Somali banking connection cut off
The hawalas that So malis depend on to send money to relatives are losing their banking connection.
At the Karmel Square branch of one of the largest Somali-owned money wire businesses, customers stood outside the teller window Thursday with wads of cash in their hands and weary looks on their faces.
“I wanted to send this money to my wife,” said Hashi Yusuf, whose wife and children live in Somalia. “When I ask this guy to send it, he said to me, ‘No more we send the money.'”
Yusuf said the $300 he sends every month pays for his family’s food. It’s the only income they receive, he said. Without it, he’s not sure how they will survive.
More than a dozen hawalas, money transfer businesses used by countless Somali-Americans to send money to loved ones in Africa, suspended money-wiring services Thursday — a day earlier than the Dec. 30 deadline when their Twin Cities bank, Sunrise Community Banks, said it would close the accounts.
Bank officials cited concerns that the accounts put them at risk of violating federal rules designed to halt terror financing.
The decision to stop wiring money overseas caught many customers off guard on Thursday. Many people showed up with bundles of cash, expecting that the services would stop on Friday.
Fears of being a target for robbers caused the businesses to stop collecting money for wire transactions a day early.
In a statement issued Thursday, the Somali American Money Services Association (SAMSA), which represents 14 Minnesota money-transfer businesses, announced that they would be suspending remittance operations in Minnesota, effective Thursday.
“SAMSA members will resume services as soon as we address this matter. We regret any inconvenience the closure might cause to our customers,” the statement said.
Money-transfer business owners and their supporters plan to stage a protest Friday afternoon at a south Minneapolis park to call attention to the closings, which they argue will worsen the humanitarian crisis in famine-stricken Somalia.
The bank announced in late November that it planned to close its hawala accounts Dec. 15, after two Minnesota women were convicted of conspiracy to support a known terrorist group in Somalia, wiring $8,600 through hawalas.

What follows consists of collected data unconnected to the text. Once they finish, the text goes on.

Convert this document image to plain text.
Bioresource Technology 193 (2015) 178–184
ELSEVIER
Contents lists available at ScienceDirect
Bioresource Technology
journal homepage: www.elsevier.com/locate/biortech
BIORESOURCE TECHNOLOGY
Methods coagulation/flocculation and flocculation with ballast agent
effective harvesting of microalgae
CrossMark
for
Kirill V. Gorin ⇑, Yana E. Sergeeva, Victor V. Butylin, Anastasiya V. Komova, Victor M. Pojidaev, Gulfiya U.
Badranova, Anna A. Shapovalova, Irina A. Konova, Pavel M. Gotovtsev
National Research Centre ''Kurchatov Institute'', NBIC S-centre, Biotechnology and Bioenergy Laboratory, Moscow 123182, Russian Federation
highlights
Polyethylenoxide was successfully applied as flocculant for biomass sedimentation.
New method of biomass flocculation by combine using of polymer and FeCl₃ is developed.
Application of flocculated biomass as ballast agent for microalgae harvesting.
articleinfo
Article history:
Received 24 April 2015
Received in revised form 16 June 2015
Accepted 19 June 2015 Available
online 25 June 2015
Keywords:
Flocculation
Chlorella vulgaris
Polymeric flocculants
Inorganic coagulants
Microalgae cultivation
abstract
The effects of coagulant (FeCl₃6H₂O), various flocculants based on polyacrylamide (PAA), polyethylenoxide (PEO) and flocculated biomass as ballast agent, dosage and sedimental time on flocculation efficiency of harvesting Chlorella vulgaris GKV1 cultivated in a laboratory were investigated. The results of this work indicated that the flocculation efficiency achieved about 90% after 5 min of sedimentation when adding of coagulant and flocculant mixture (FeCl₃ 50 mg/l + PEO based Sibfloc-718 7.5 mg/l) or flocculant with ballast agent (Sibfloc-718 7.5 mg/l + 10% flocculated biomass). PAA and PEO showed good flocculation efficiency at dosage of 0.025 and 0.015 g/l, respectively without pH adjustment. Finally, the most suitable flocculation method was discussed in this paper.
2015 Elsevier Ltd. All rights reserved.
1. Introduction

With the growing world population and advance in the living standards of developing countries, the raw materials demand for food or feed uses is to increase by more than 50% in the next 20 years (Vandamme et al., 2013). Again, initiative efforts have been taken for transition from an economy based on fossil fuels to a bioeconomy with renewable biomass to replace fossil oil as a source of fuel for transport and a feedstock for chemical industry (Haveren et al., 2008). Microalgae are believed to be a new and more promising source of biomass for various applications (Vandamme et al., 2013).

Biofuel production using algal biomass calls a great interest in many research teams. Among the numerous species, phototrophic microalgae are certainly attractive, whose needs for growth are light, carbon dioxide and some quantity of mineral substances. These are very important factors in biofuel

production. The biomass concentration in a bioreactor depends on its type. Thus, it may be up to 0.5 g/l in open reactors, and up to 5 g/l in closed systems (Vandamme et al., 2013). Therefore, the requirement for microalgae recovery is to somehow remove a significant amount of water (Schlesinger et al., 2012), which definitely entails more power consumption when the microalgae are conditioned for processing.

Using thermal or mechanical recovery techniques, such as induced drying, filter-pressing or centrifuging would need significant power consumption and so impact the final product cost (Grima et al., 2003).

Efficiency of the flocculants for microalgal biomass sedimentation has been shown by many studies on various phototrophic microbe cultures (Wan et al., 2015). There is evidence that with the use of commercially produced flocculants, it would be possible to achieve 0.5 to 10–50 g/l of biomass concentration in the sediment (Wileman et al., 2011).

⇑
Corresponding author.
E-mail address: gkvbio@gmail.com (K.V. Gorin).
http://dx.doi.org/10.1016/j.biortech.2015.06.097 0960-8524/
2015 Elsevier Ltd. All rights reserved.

But amid public outcry, bank officials extended the deadline to Dec. 30 in the hopes of working with government officials and community leaders to come up with a way to keep supporting the hawalas.
U.S. Sen. Al Franken and Rep. Keith Ellison lobbied the State Department and the Treasury Department to intervene. One proposed solution would have granted Sunrise a waiver from liability.
The bank said in a statement Thursday that “We continue to work tirelessly with the community and government officials to create a temporary legal and regulatory solution.”
But with time running out and no waiver or other solution on the horizon, Minnesota hawala owners say they are uncertain of their long-term fate.
“Probably, we’ll be out of business,” said owner Said Malin, owner of Amaana Money Transfer Company, a money wire business with eight offices in Minnesota and more in Ohio, Kentucky, Virginia and Nebraska.
Those who use the hawalas say they are a lifeline for millions of people living in Somalia, a war-ravaged nation that has no formal banking system, much less a functioning national government.
According to the CIA World Fact Book, money-transfer services have popped up throughout the United States, handling up to $1.6 billion in remittances annually. Minnesota has the largest Somali-American population in the country, so much of the money flowing to Africa originates in Minnesota.
Abdisalam Adam, a local community leader, said he has been using the hawala for decades to send money to his relatives in Somalia. Every month, he gets one or two calls from someone who needs money for food, clothes or medicine, he said. Currently, he is supporting four families.
He said he worries that reports of U.S. regulatory policies preventing people from sending money to starving people in Somalia will be fodder for terrorist groups, which have been preaching that the American government is waging war on Muslims.
“We know a lot of this counterterrorism effort is a battle for hearts and minds in the Muslim world,” he said. “This will be counterproductive.”